Nathan Nunes
Em Agente Duplo (2020), a diretora Maite Alberdi deixou clara a sua metodologia: partir de um objeto de estudo do cotidiano para refletir sobre temas mais profundos. Indicado ao Oscar de Melhor Documentário naquele ano, em que perdeu para o inferior Professor Polvo, o longa acompanhava Sérgio, um senhor viúvo que era incumbido da missão de se infiltrar em um lar de idosos para investigar uma denúncia de maus tratos. No desenrolar dos acontecimentos, observamos ele se afeiçoar progressivamente aos hóspedes do local, ao compartilhar com eles seus sentimentos de solidão.
Agora, Alberdi retorna ao Oscar com A Memória Infinita, também indicado na categoria de Melhor Documentário. O método continua o mesmo, mas o objeto de estudo é bem menos pitoresco que o anterior. Trata-se do casal chileno Augusto Góngora e Paulina Urrutia. Ele foi jornalista, cineasta e apresentador da Televisão Nacional do Chile, a única rede televisiva estatal do país. Ela é uma atriz de renome, cuja influência a levou ao cargo de ministra da cultura da ex-presidente Michelle Bachelet, durante o seu primeiro mandato, entre 2006 e 2010. Ainda que tivessem enorme reconhecimento popular, ambos enfrentaram, em sua vida privada, um triste dilema: o mal de Alzheimer, com o qual Augusto foi diagnosticado em 2014.
Para Alberdi, a escolha de filmar a rotina de um casal em uma situação tão delicada torna-se uma oportunidade para refletir sobre a importância da memória, em um contexto de amor e política. Por isso, a diretora não a desperdiça, mantendo-se longe da espetacularização e fixando seu olhar em uma posição observadora e passiva, mas não necessariamente distante. Através do close, sua câmera valoriza a intimidade entre os dois, como em pequenos gestos de cuidado. Um dos exemplos mais marcantes é ver Paulina dando banho no marido e acariciando seu rosto, uma imagem belíssima que estampa um dos principais pôsteres de divulgação do documentário.
Na mesma linha, temos as conversas particulares entre eles, que emocionam desde os minutos iniciais, quando vemos Augusto acordar levemente esquecido de sua identidade e Paulina explicando-a para ele, com paciência e empatia. Curiosamente, é o marido quem recorda o passado para a esposa mais à frente na rodagem, quando relembra o dia em que se conheceram, de forma feliz, mas também melancólica. Nessa situação, fica evidente a necessidade de se verbalizar todos os sentimentos, dúvidas, questionamentos e, claro, memórias, enquanto ainda há tempo.

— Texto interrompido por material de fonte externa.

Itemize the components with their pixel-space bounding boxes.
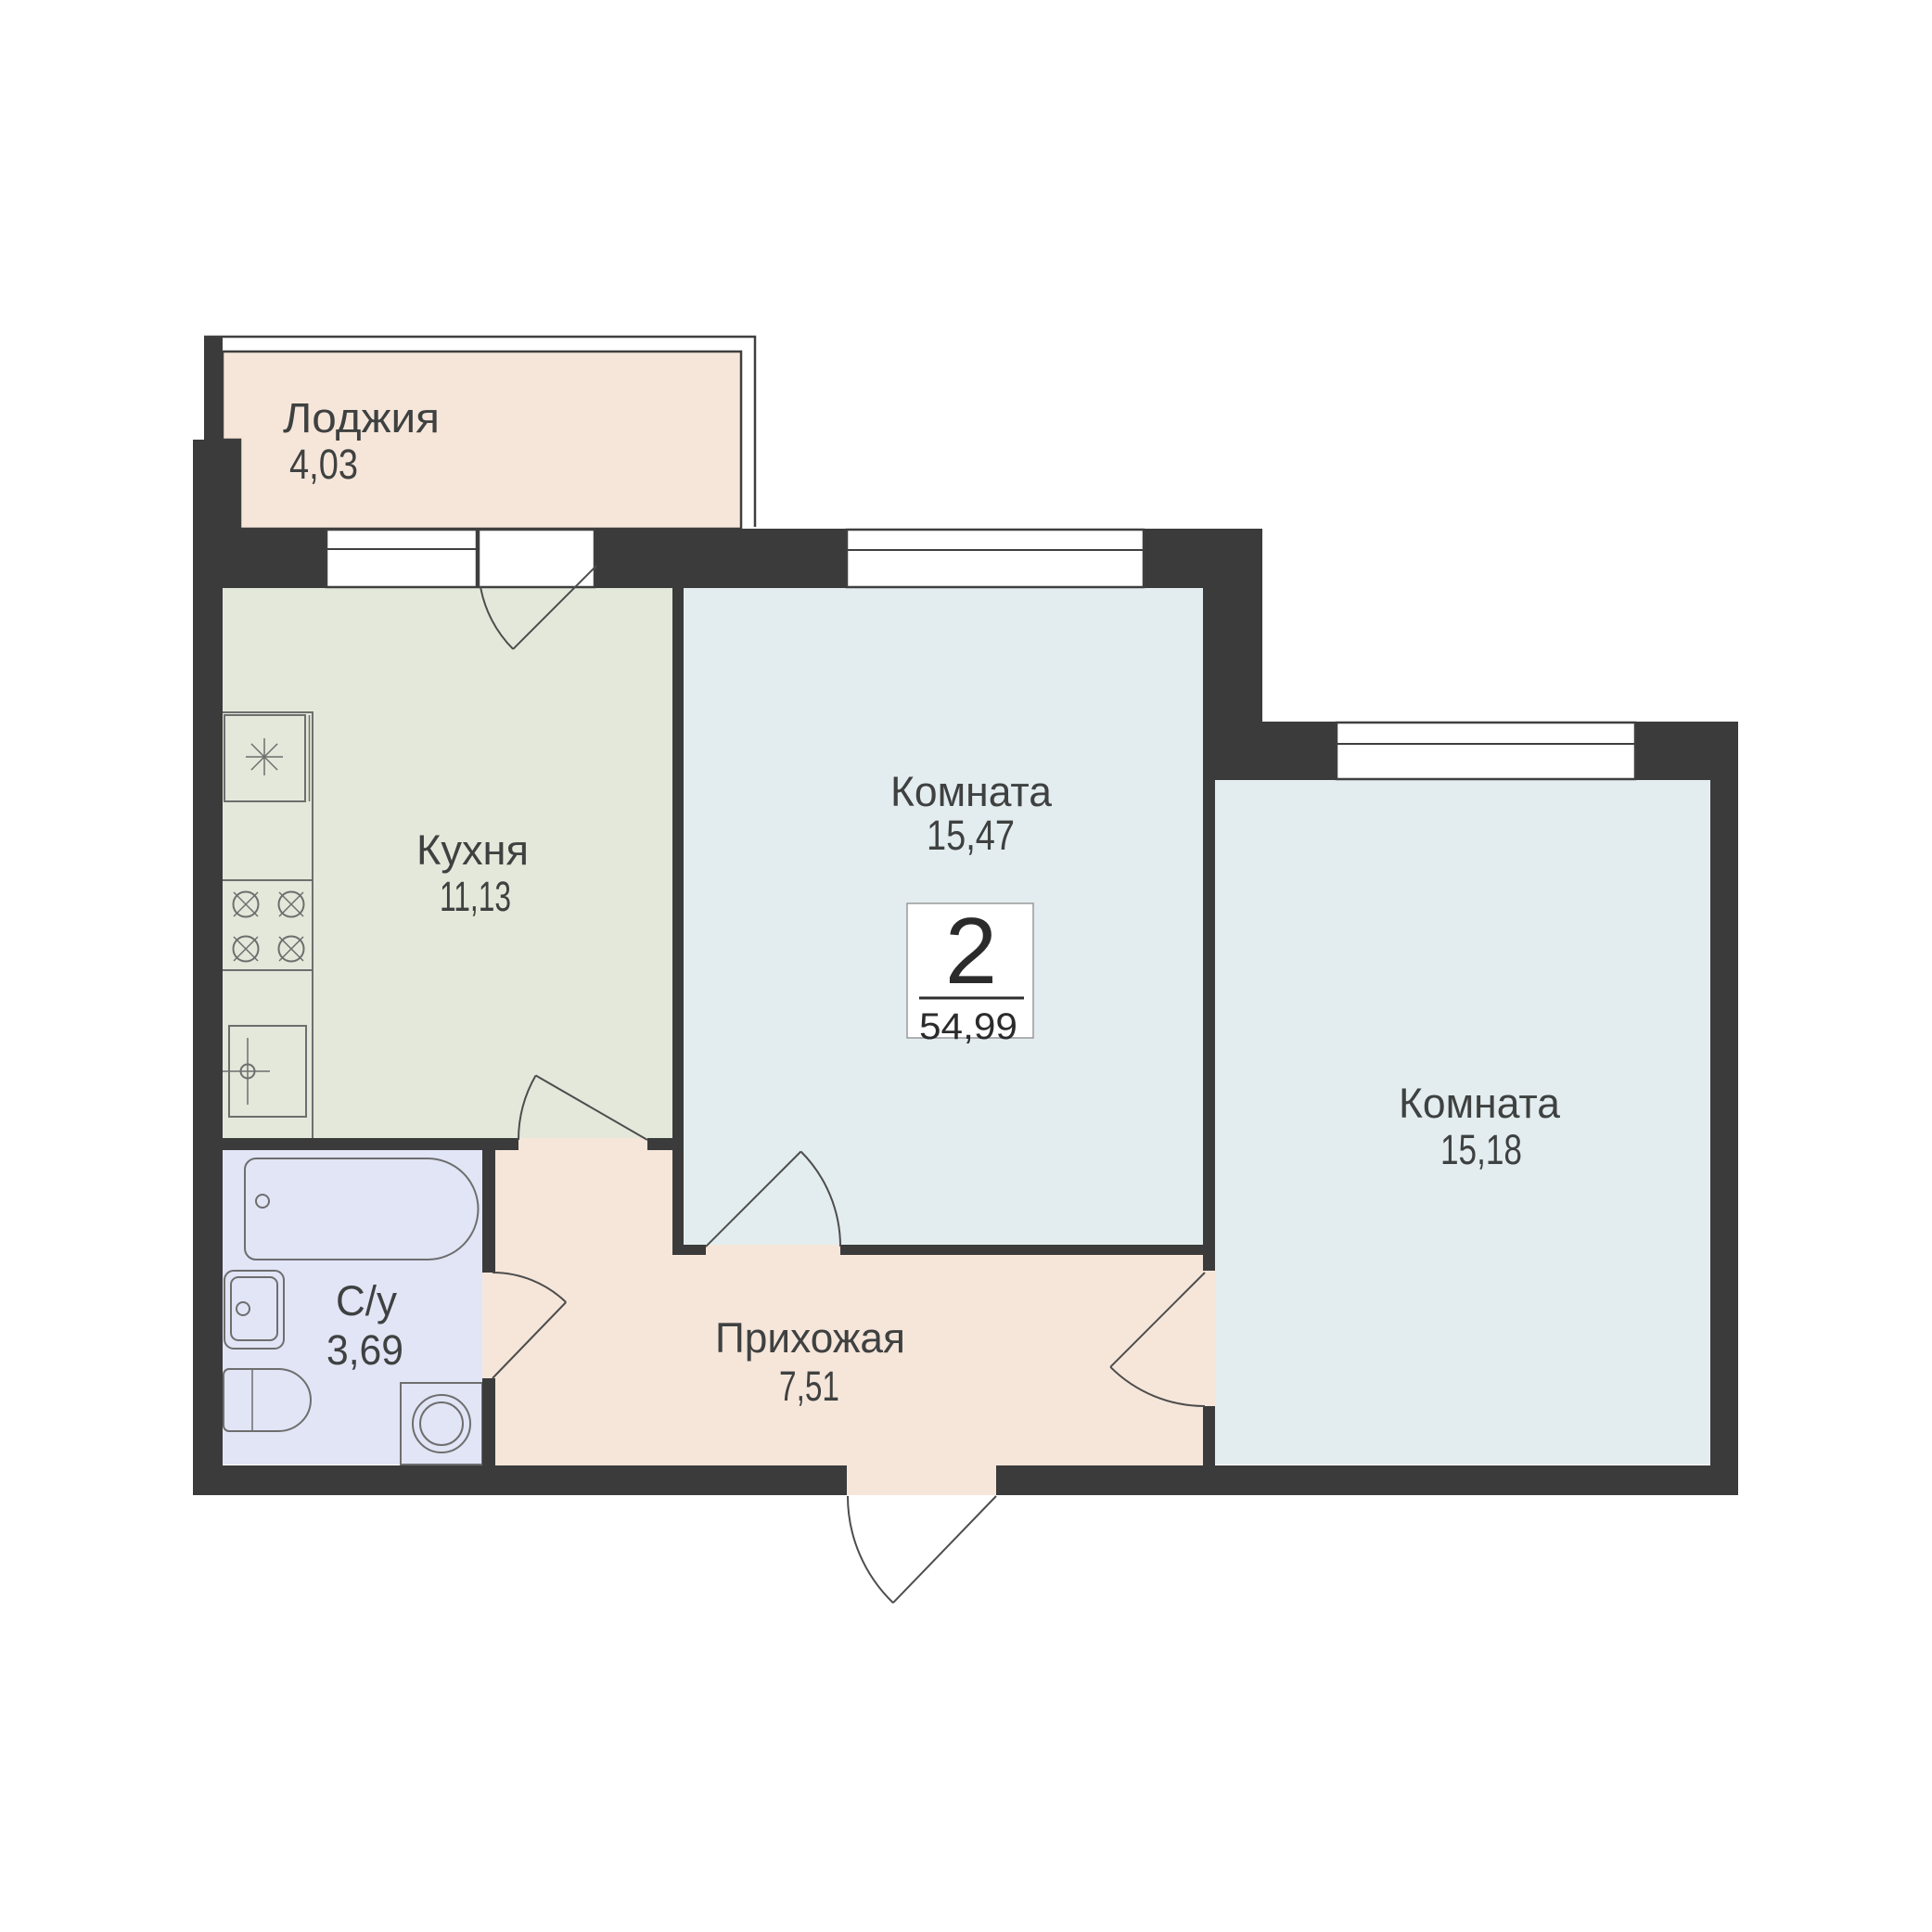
svg-text:15,18: 15,18	[1440, 1126, 1522, 1173]
svg-text:Прихожая: Прихожая	[715, 1314, 905, 1362]
svg-text:Комната: Комната	[890, 768, 1053, 815]
svg-text:54,99: 54,99	[919, 1006, 1017, 1047]
svg-text:7,51: 7,51	[779, 1363, 839, 1410]
svg-text:15,47: 15,47	[927, 812, 1015, 859]
svg-text:Кухня: Кухня	[416, 826, 529, 874]
svg-text:С/у: С/у	[336, 1277, 397, 1324]
svg-text:2: 2	[945, 900, 997, 1004]
svg-text:4,03: 4,03	[289, 441, 358, 488]
svg-text:11,13: 11,13	[440, 873, 511, 920]
svg-text:Лоджия: Лоджия	[283, 394, 440, 441]
svg-text:3,69: 3,69	[326, 1326, 403, 1374]
svg-text:Комната: Комната	[1399, 1080, 1561, 1127]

Essa necessidade, por sua vez, reverbera nas imagens de arquivo que Alberdi aproveita em sua narrativa, construída em conjunto com a montagem de Carolina Siraqyan. Dos registros caseiros em VHS das viagens e festas do casal aos trechos extraídos de entrevistas e reportagens de Augusto, o longa articula uma visão da memória como um elemento fundamental para todas as pessoas e, por consequência, também para o Chile, pois, nas palavras do jornalista, “sem memória, não há identidade”.
A frase pertence ao livro Chile: La Memoria Prohibida (1989), escrito pelo próprio, em colaboração com outros autores, e que é lido por Paulina para ele em um ponto-chave da rodagem. Tendo vivido os anos de repressão e ditadura militar de Augusto Pinochet e, nesse meio tempo, reunido relatos para a obra, é notável que Augusto guarda cicatrizes desse período, assim como seu país. Em uma das cenas mais tocantes do documentário, vemos ele chorar ao se lembrar dos assassinatos da época, em especial o do sociólogo José Manuel Parada, cuja cabeça degolada foi exposta publicamente para aterrorizar a população.

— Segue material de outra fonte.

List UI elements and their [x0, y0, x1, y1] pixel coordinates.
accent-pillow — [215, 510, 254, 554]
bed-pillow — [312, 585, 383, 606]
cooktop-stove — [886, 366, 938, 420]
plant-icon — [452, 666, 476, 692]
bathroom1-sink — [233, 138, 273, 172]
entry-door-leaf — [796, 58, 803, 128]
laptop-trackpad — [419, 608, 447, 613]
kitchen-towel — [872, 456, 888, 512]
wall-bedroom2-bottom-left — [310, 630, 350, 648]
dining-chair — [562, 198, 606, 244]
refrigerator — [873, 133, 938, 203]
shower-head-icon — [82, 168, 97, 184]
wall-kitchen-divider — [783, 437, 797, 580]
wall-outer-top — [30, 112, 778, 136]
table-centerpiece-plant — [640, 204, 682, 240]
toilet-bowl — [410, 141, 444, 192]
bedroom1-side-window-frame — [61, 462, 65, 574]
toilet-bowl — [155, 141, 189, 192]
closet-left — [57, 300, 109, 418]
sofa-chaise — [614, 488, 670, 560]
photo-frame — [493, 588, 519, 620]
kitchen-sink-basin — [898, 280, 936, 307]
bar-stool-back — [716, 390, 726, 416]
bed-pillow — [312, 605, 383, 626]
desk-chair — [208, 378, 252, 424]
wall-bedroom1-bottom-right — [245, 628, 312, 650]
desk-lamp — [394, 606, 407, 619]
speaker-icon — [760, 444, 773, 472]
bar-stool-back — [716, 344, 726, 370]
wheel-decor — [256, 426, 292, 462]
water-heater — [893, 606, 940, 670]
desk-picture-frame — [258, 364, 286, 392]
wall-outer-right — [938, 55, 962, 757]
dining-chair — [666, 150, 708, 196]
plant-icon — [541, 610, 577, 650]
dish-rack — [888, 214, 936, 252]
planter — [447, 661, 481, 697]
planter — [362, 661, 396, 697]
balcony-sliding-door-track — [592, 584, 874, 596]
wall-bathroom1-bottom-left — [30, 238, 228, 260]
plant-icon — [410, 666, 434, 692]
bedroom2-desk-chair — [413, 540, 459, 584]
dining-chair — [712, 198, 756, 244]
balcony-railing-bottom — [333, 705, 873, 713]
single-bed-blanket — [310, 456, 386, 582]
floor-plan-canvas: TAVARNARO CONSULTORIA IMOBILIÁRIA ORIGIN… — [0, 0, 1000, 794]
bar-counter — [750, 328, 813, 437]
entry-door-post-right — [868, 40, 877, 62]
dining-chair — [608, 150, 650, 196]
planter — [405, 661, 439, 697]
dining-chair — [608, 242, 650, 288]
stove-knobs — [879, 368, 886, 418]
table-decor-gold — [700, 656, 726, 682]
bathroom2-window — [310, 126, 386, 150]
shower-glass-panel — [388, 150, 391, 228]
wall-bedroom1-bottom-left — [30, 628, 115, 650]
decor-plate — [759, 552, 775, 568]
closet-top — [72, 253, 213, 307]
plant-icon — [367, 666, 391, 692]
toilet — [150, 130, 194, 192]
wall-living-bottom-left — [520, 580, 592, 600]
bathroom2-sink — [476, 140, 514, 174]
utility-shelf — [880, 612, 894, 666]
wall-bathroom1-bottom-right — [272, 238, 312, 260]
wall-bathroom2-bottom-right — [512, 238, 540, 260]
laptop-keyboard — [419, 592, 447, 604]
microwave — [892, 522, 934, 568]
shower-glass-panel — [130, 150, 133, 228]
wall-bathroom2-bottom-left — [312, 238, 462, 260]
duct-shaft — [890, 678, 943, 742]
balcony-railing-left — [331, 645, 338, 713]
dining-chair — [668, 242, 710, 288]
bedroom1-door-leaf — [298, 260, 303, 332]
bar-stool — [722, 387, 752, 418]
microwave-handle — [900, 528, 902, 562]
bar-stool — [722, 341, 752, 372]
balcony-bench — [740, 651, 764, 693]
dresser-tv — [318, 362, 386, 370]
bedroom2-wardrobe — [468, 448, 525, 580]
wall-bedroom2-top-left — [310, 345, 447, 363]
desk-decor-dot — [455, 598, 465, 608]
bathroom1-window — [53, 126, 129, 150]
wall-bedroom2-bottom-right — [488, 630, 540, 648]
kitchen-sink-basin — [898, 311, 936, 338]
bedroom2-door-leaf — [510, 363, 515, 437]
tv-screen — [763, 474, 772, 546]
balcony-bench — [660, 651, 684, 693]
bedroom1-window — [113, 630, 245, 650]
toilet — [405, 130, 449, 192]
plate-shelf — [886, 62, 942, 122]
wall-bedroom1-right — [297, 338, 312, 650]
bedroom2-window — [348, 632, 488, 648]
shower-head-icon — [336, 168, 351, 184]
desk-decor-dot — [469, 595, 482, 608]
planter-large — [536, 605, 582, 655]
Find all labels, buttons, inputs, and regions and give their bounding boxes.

Em geral, a memória aqui acaba exercendo diferentes funções. Na política, impede um país de se esquecer dos horrores que viveu na mão do totalitarismo. No amor, mantêm acesa a chama de relacionamentos como o de Augusto e Paulina, com anos de cumplicidade e afeto. Em um campo da subjetividade, como o da autoafirmação, nos lembra das nossas identidades. E, no contexto específico do lançamento do documentário, serviu infelizmente como uma despedida, pois Augusto faleceu no ano passado, aos 71 anos de idade.
Na forma de A Memória Infinita, os últimos registros de sua vida tornaram-se, portanto, um ato de memória por si só. É provável que Maite Alberdi não via tamanha ironia do destino, desde que filmou um homem se afeiçoando a um lugar que se infiltrou para desmascarar, como em seu trabalho anterior. No entanto, é certo de que ela estava segura em capturar uma história de lembranças, seja dos esforços de uma esposa em fazer o marido lembrar-se de quem é, ou de um jornalista disposto a lembrar seu país de fazer o mesmo.